Additionally, a single technology platform promotes the linkage of learning and career development to succession planning. By bridging these processes, nominees who are not ready for advancement can be assigned detailed development plans that guide them to improve the competencies and skills required for new job positions. Learning paths and specific courses can be established for employees to facilitate their career growth. By providing learning opportunities and development plans to employees, CEOs can take a more active role in promoting employee growth, retention, and engagement.

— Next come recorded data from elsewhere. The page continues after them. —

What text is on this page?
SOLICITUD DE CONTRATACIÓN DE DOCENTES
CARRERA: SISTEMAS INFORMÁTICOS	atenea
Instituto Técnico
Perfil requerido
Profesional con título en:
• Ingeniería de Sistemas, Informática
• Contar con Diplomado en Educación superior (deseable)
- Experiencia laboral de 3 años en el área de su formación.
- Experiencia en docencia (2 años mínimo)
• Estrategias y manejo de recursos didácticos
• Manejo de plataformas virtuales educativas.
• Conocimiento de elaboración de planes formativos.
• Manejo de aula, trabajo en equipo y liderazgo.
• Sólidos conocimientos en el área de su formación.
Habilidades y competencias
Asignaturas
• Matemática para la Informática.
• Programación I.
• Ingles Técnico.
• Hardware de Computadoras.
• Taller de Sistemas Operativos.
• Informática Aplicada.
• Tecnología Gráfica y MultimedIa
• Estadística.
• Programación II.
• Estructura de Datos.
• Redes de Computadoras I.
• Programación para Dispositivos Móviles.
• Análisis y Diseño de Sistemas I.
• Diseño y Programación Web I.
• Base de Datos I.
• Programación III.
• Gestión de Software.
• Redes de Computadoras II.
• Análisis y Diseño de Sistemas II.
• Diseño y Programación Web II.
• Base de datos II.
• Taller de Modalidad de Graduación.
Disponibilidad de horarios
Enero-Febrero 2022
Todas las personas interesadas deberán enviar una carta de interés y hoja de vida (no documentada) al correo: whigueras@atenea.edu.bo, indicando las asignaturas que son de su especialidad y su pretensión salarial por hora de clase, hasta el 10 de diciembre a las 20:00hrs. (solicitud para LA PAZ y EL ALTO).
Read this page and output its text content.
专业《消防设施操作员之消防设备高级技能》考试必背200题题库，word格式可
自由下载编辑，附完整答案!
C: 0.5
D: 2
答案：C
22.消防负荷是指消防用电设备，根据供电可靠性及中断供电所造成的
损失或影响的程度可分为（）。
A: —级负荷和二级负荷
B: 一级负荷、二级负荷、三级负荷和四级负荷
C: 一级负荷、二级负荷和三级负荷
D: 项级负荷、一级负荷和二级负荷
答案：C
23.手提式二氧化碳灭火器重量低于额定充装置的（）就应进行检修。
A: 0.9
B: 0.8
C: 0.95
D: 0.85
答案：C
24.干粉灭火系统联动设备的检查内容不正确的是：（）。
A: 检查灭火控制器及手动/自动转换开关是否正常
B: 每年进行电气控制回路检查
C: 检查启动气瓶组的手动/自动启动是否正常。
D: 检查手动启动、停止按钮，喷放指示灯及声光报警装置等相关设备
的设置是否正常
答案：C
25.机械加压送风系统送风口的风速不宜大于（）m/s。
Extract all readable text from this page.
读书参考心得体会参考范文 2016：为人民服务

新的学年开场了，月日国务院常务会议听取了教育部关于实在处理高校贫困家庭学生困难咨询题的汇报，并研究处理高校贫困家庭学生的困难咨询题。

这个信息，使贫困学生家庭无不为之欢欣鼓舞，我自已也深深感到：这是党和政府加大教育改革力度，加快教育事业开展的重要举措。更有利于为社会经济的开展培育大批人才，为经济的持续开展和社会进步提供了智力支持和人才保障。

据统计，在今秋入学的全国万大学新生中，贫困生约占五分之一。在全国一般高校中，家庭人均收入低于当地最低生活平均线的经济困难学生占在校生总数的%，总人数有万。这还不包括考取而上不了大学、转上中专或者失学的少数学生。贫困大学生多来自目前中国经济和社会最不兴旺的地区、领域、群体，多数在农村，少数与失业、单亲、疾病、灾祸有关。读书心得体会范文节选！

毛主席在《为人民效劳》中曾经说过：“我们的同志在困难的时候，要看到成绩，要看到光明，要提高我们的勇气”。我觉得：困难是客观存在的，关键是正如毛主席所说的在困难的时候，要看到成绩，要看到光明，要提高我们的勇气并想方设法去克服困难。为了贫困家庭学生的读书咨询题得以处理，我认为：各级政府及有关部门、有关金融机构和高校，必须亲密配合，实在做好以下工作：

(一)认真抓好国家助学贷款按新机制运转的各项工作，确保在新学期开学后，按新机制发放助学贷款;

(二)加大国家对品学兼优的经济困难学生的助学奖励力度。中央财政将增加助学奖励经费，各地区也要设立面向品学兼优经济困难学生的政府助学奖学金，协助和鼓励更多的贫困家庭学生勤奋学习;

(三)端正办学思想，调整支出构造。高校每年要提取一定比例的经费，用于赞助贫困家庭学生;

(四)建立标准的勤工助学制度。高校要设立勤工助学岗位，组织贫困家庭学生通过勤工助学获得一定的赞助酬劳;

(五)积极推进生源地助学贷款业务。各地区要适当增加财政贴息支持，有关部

Finally, with a single system of record, reporting and analysis is vastly improved, since all relevant talent data resides within a single data structure. Strategic cross-functional metrics can be readily established (e.g., measure the impact of learning and development programs on performance). Reporting and analysis are key to the CEO’s success in managing employee resources and implementing strategies that support corporate objectives and initiatives.

Conclusion

Organizations can realize significant efficiency gains and cost savings by moving from a manual, paper-based succession process to one that is fully technology-enabled. The shift to a single technology platform facilitates extending succession planning deeper into the organization, since a well-architected solution seamlessly links succession to career development and learning. A complete platform improves senior management’s global visibility into the talent pipeline and bench strength, and promoting talent mobility to retain high performers becomes a viable engagement strategy. Succession planning, done correctly, is all about process and supporting technology integration. Without integration, succession planning becomes just another organizational silo.

Endnotes

[1]Lamoureux, Kim. “Talent Mobility: A New Standard of Endurance.” Bersin & Associates, November 30, 2009.